We now demonstrate how this rule of thumb could be used in R to obtain a kernel density estimate for the snowfall data. We will use the Epanechnikov kernel. For compatibility with the kernels built into R, we rescale this kernel, so that \(\mu_2(K) = 1\), i.e. we consider \(K_{\sqrt{5}}\) in place of \(K\). An easy calculation shows that the roughness is then \(R(K) = 3 / (5*\sqrt(5))\).
# downloaded from https://teaching.seehuhn.de/data/buffalo/
x <- read.csv("data/buffalo.csv")
snowfall <- x$snowfall
n <- length(snowfall)
# Roughness of the Epanechnikov kernel, after rescaling with h = sqrt(5)
# so that the second moment becomes mu_2 = 1:
R.K <- 3 / (5 * sqrt(5))
# Rule of thumb:
R.fpp <- 3 / (8 * sd(snowfall)^5 * sqrt(pi))

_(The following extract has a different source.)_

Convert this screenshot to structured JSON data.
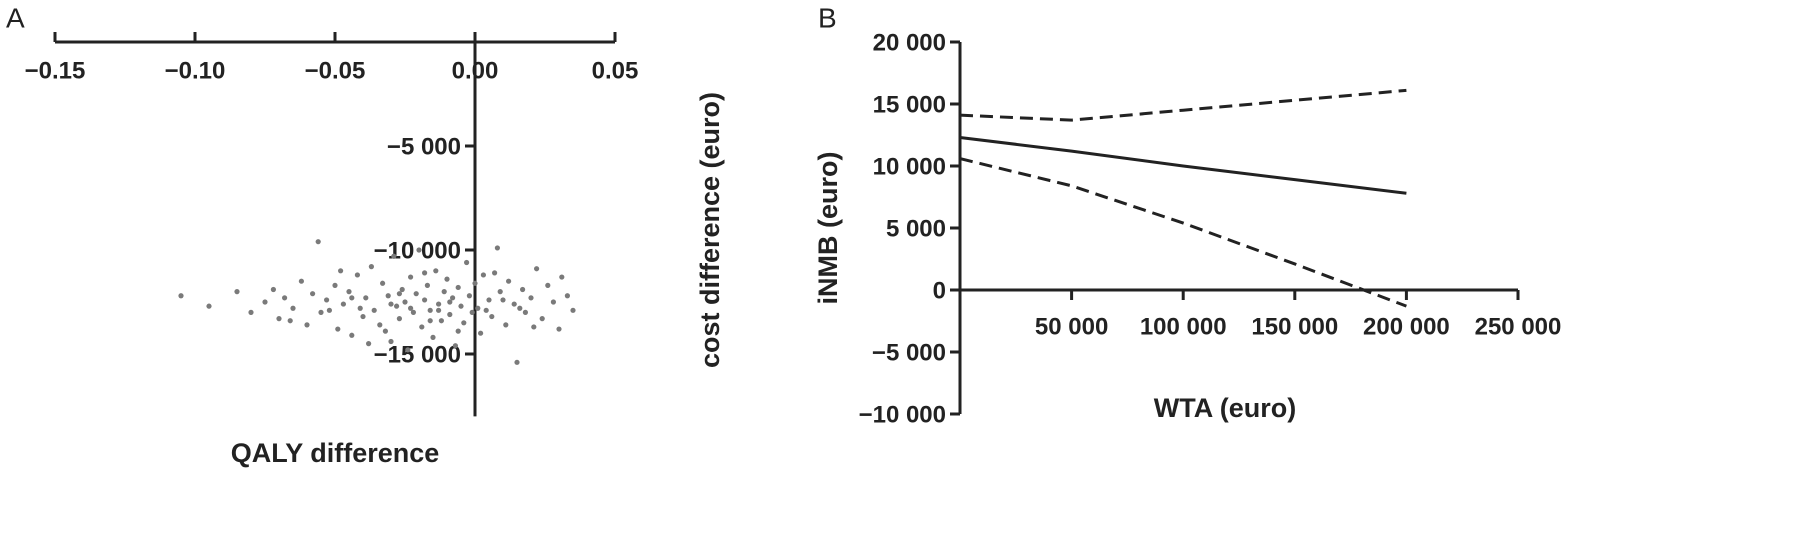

# formula for the optimal h
my.bw <- (R.K / (n * 1^2 * R.fpp))^0.2
my.bw
## [1] 11.58548
R has a variety of different builtin methods to estimate bandwidths. See stats/bandwidth for a description. For comparison to our result, we list here the bandwidths suggested by some of R’s algorithms:
data.frame(
name = c("nrd0", "nrd", "SJ"),
bw = c(bw.nrd0(snowfall), bw.nrd(snowfall), bw.SJ(snowfall)))
## name bw
## 1 nrd0 9.724206
## 2 nrd 11.452953
## 3 SJ 11.903840
All of these value seem close the value we obtained manually. Using our bandwidth estimate, we get the following estimated density.

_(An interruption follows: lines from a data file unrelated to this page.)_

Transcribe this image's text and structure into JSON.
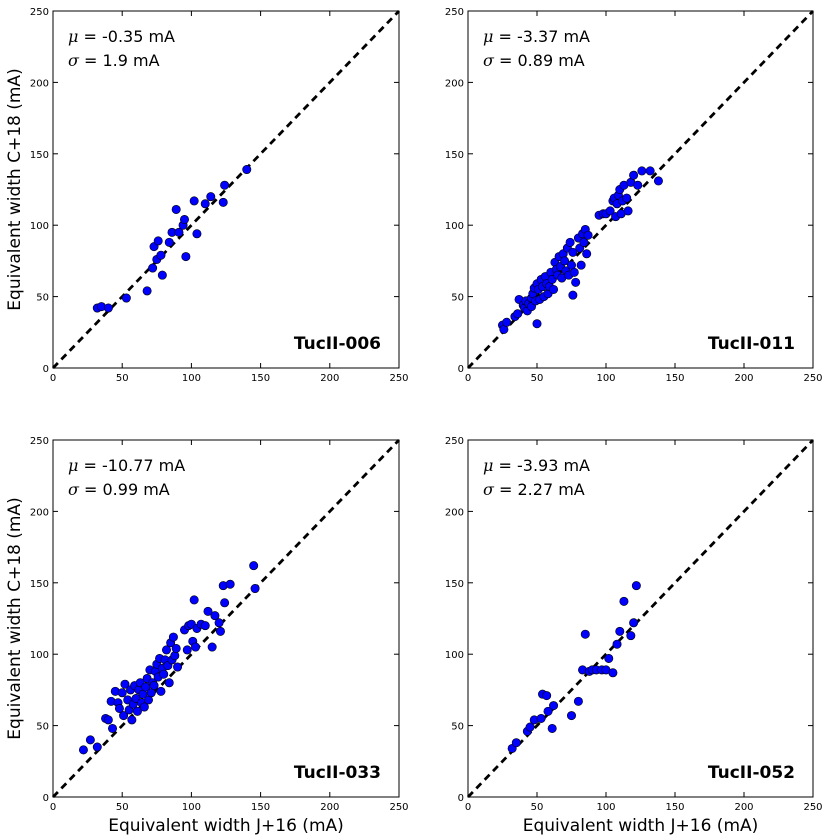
{
  "figure": {
    "xlabel": "Equivalent width J+16 (mA)",
    "ylabel": "Equivalent width C+18 (mA)",
    "mu_symbol": "μ",
    "sigma_symbol": "σ"
  },
  "chart_data": [
    {
      "type": "scatter",
      "name": "TucII-006",
      "mu_text": " = -0.35 mA",
      "sigma_text": " = 1.9 mA",
      "xlim": [
        0,
        250
      ],
      "ylim": [
        0,
        250
      ],
      "xticks": [
        0,
        50,
        100,
        150,
        200,
        250
      ],
      "yticks": [
        0,
        50,
        100,
        150,
        200,
        250
      ],
      "xlabel": "",
      "ylabel": "Equivalent width C+18 (mA)",
      "reference_line": "y = x (dashed)",
      "marker_color": "#0000ff",
      "points": [
        [
          32,
          42
        ],
        [
          35,
          43
        ],
        [
          40,
          42
        ],
        [
          53,
          49
        ],
        [
          68,
          54
        ],
        [
          72,
          70
        ],
        [
          73,
          85
        ],
        [
          75,
          76
        ],
        [
          76,
          89
        ],
        [
          78,
          79
        ],
        [
          79,
          65
        ],
        [
          84,
          88
        ],
        [
          86,
          95
        ],
        [
          89,
          111
        ],
        [
          91,
          95
        ],
        [
          94,
          100
        ],
        [
          95,
          104
        ],
        [
          96,
          78
        ],
        [
          102,
          117
        ],
        [
          104,
          94
        ],
        [
          110,
          115
        ],
        [
          114,
          120
        ],
        [
          123,
          116
        ],
        [
          124,
          128
        ],
        [
          140,
          139
        ]
      ]
    },
    {
      "type": "scatter",
      "name": "TucII-011",
      "mu_text": " = -3.37 mA",
      "sigma_text": " = 0.89 mA",
      "xlim": [
        0,
        250
      ],
      "ylim": [
        0,
        250
      ],
      "xticks": [
        0,
        50,
        100,
        150,
        200,
        250
      ],
      "yticks": [
        0,
        50,
        100,
        150,
        200,
        250
      ],
      "xlabel": "",
      "ylabel": "",
      "reference_line": "y = x (dashed)",
      "marker_color": "#0000ff",
      "points": [
        [
          25,
          30
        ],
        [
          26,
          27
        ],
        [
          28,
          32
        ],
        [
          34,
          36
        ],
        [
          36,
          38
        ],
        [
          37,
          48
        ],
        [
          40,
          44
        ],
        [
          41,
          42
        ],
        [
          42,
          47
        ],
        [
          43,
          40
        ],
        [
          44,
          45
        ],
        [
          46,
          49
        ],
        [
          46,
          43
        ],
        [
          47,
          52
        ],
        [
          48,
          56
        ],
        [
          49,
          47
        ],
        [
          50,
          31
        ],
        [
          50,
          59
        ],
        [
          51,
          55
        ],
        [
          52,
          48
        ],
        [
          53,
          62
        ],
        [
          54,
          57
        ],
        [
          55,
          50
        ],
        [
          56,
          64
        ],
        [
          57,
          59
        ],
        [
          58,
          52
        ],
        [
          59,
          57
        ],
        [
          60,
          67
        ],
        [
          61,
          62
        ],
        [
          62,
          55
        ],
        [
          63,
          74
        ],
        [
          64,
          69
        ],
        [
          65,
          65
        ],
        [
          66,
          78
        ],
        [
          67,
          71
        ],
        [
          68,
          63
        ],
        [
          69,
          80
        ],
        [
          70,
          75
        ],
        [
          71,
          68
        ],
        [
          72,
          84
        ],
        [
          73,
          65
        ],
        [
          74,
          88
        ],
        [
          75,
          72
        ],
        [
          76,
          81
        ],
        [
          76,
          51
        ],
        [
          77,
          67
        ],
        [
          78,
          60
        ],
        [
          80,
          91
        ],
        [
          81,
          84
        ],
        [
          82,
          72
        ],
        [
          83,
          94
        ],
        [
          84,
          88
        ],
        [
          85,
          97
        ],
        [
          86,
          80
        ],
        [
          87,
          93
        ],
        [
          95,
          107
        ],
        [
          98,
          108
        ],
        [
          100,
          108
        ],
        [
          103,
          110
        ],
        [
          105,
          117
        ],
        [
          106,
          119
        ],
        [
          107,
          106
        ],
        [
          108,
          115
        ],
        [
          109,
          121
        ],
        [
          110,
          125
        ],
        [
          111,
          108
        ],
        [
          112,
          117
        ],
        [
          113,
          128
        ],
        [
          115,
          119
        ],
        [
          116,
          110
        ],
        [
          118,
          130
        ],
        [
          120,
          135
        ],
        [
          123,
          128
        ],
        [
          126,
          138
        ],
        [
          132,
          138
        ],
        [
          138,
          131
        ]
      ]
    },
    {
      "type": "scatter",
      "name": "TucII-033",
      "mu_text": " = -10.77 mA",
      "sigma_text": " = 0.99 mA",
      "xlim": [
        0,
        250
      ],
      "ylim": [
        0,
        250
      ],
      "xticks": [
        0,
        50,
        100,
        150,
        200,
        250
      ],
      "yticks": [
        0,
        50,
        100,
        150,
        200,
        250
      ],
      "xlabel": "Equivalent width J+16 (mA)",
      "ylabel": "Equivalent width C+18 (mA)",
      "reference_line": "y = x (dashed)",
      "marker_color": "#0000ff",
      "points": [
        [
          22,
          33
        ],
        [
          27,
          40
        ],
        [
          32,
          35
        ],
        [
          38,
          55
        ],
        [
          40,
          54
        ],
        [
          42,
          67
        ],
        [
          43,
          48
        ],
        [
          45,
          74
        ],
        [
          47,
          66
        ],
        [
          48,
          62
        ],
        [
          50,
          73
        ],
        [
          51,
          57
        ],
        [
          52,
          79
        ],
        [
          54,
          68
        ],
        [
          55,
          61
        ],
        [
          56,
          75
        ],
        [
          57,
          54
        ],
        [
          58,
          65
        ],
        [
          59,
          78
        ],
        [
          60,
          69
        ],
        [
          61,
          60
        ],
        [
          62,
          75
        ],
        [
          63,
          80
        ],
        [
          64,
          66
        ],
        [
          65,
          72
        ],
        [
          66,
          63
        ],
        [
          67,
          77
        ],
        [
          68,
          83
        ],
        [
          69,
          68
        ],
        [
          70,
          89
        ],
        [
          71,
          73
        ],
        [
          72,
          80
        ],
        [
          73,
          78
        ],
        [
          74,
          88
        ],
        [
          75,
          93
        ],
        [
          76,
          84
        ],
        [
          77,
          97
        ],
        [
          78,
          74
        ],
        [
          79,
          90
        ],
        [
          80,
          86
        ],
        [
          81,
          96
        ],
        [
          82,
          103
        ],
        [
          83,
          92
        ],
        [
          84,
          80
        ],
        [
          85,
          108
        ],
        [
          86,
          96
        ],
        [
          87,
          112
        ],
        [
          88,
          99
        ],
        [
          89,
          104
        ],
        [
          90,
          91
        ],
        [
          95,
          117
        ],
        [
          97,
          103
        ],
        [
          98,
          120
        ],
        [
          100,
          121
        ],
        [
          101,
          109
        ],
        [
          102,
          138
        ],
        [
          103,
          105
        ],
        [
          104,
          118
        ],
        [
          107,
          121
        ],
        [
          110,
          120
        ],
        [
          112,
          130
        ],
        [
          115,
          105
        ],
        [
          117,
          127
        ],
        [
          120,
          122
        ],
        [
          121,
          116
        ],
        [
          123,
          148
        ],
        [
          124,
          136
        ],
        [
          128,
          149
        ],
        [
          145,
          162
        ],
        [
          146,
          146
        ]
      ]
    },
    {
      "type": "scatter",
      "name": "TucII-052",
      "mu_text": " = -3.93 mA",
      "sigma_text": " = 2.27 mA",
      "xlim": [
        0,
        250
      ],
      "ylim": [
        0,
        250
      ],
      "xticks": [
        0,
        50,
        100,
        150,
        200,
        250
      ],
      "yticks": [
        0,
        50,
        100,
        150,
        200,
        250
      ],
      "xlabel": "Equivalent width J+16 (mA)",
      "ylabel": "",
      "reference_line": "y = x (dashed)",
      "marker_color": "#0000ff",
      "points": [
        [
          32,
          34
        ],
        [
          35,
          38
        ],
        [
          43,
          46
        ],
        [
          45,
          49
        ],
        [
          48,
          54
        ],
        [
          53,
          55
        ],
        [
          54,
          72
        ],
        [
          57,
          71
        ],
        [
          58,
          60
        ],
        [
          61,
          48
        ],
        [
          62,
          64
        ],
        [
          75,
          57
        ],
        [
          80,
          67
        ],
        [
          83,
          89
        ],
        [
          85,
          114
        ],
        [
          88,
          88
        ],
        [
          90,
          89
        ],
        [
          93,
          89
        ],
        [
          97,
          89
        ],
        [
          100,
          89
        ],
        [
          102,
          97
        ],
        [
          105,
          87
        ],
        [
          108,
          107
        ],
        [
          110,
          116
        ],
        [
          113,
          137
        ],
        [
          118,
          113
        ],
        [
          120,
          122
        ],
        [
          122,
          148
        ]
      ]
    }
  ]
}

In practice one would just use one of the built-in methods, for example using
bw="SJ"
instead of estimating the bandwidth manually.
3.4 Higher Dimensions
So far we have only considered the one-dimensional case, where the samples \(x_i\) are real numbers. In this subsection we will sketch how these methods will need to be adjusted for the multivariate case of \(x_i = (x_{i,1}, \ldots, x_{i,p}) \in \mathbb{R}^p\).
In this setup, a kernel is a function \(K\colon \mathbb{R}^p\to \mathbb{R}\) such that
- \(\int \cdots \int K(x) \,dx_p \cdots dx_1 = 1\),
- \(K(x) = K(-x)\) and
- \(K(x) \geq 0\) for all \(x\in \mathbb{R}\),
where the integral in the first condition is now over all \(p\) coordinates.

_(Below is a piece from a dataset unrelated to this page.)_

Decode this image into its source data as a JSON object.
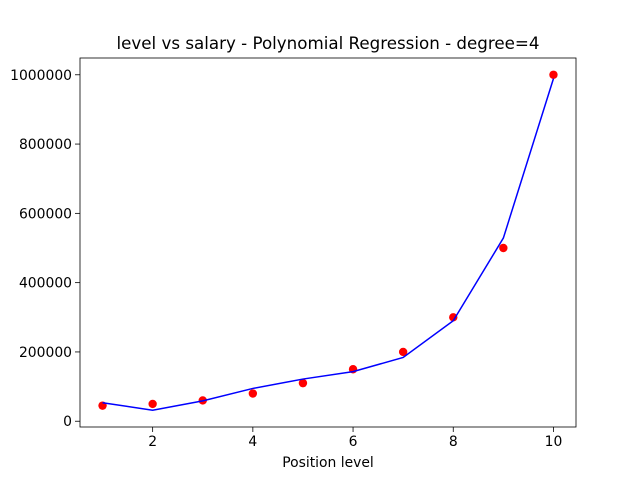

Example 3.2 If \(K_1, \ldots, K_p\) are one-dimensional kernels, then the product \[\begin{equation*} K(x_1, \ldots, x_p) := K_1(x_1) \cdots K_p(x_p) \end{equation*}\] is a kernel in \(p\) dimensions. If we use the product of \(p\) Gaussian kernels, we get \[\begin{align*} K(x) &= \prod_{i=1}^p \frac{1}{\sqrt{2\pi}} \exp\bigl(-x_i^2/2\bigr) \\ &= \frac{1}{(2\pi)^{p/2}} \exp\Bigl(-\frac12 (x_1^2 + \cdots + x_p^2) \Bigr). \end{align*}\]
There are different possibilities for rescaling these kernels:
If all coordinates live on “comparable scales” (e.g., if they are measured in the same units), the formula \[ K_h(x) = \frac{1}{h^p} K(x/h) \] for all \(x\in\mathbb{R}^p\) can be used, where \(h>0\) is a bandwidth parameter as before. The scaling by \(1/h^p\) is required to ensure that the integral of \(K_h\) equals \(1\), so that \(K_h\) is a kernel again.
If different scaling is desirable for different components, the formula \[\begin{equation*} K_h(x) = \frac{1}{h_1 \cdots h_p} K(x_1/h_1, \ldots, x_p/h_p) \end{equation*}\] for all \(x\in\mathbb{R}^p\) can be used, where \(h = (h_1, \ldots, h_p)\) is a vector of bandwidth parameters.
A more general version would be to use a symmetric, positive definite bandwidth matrix \(H \in \mathbb{R}^{p\times p}\). In this case the required scaling is \[\begin{equation*} K_H(x) = \frac{1}{\mathrm{det}(H)} K\bigl( H^{-1} x \bigr) \end{equation*}\] for all \(x\in\mathbb{R}^p\).
For all of these choices, the kernel density estimator is given by \[\begin{equation*} \hat f_h(x) = \frac{1}{n} \sum_{i=1}^n K_h(x - x_i) \end{equation*}\] (using \(K_H\) for the third option) for all \(x\in\mathbb{R}^p\). Bandwidth selection in the multivariate case is a difficult problem and we will not discuss this here.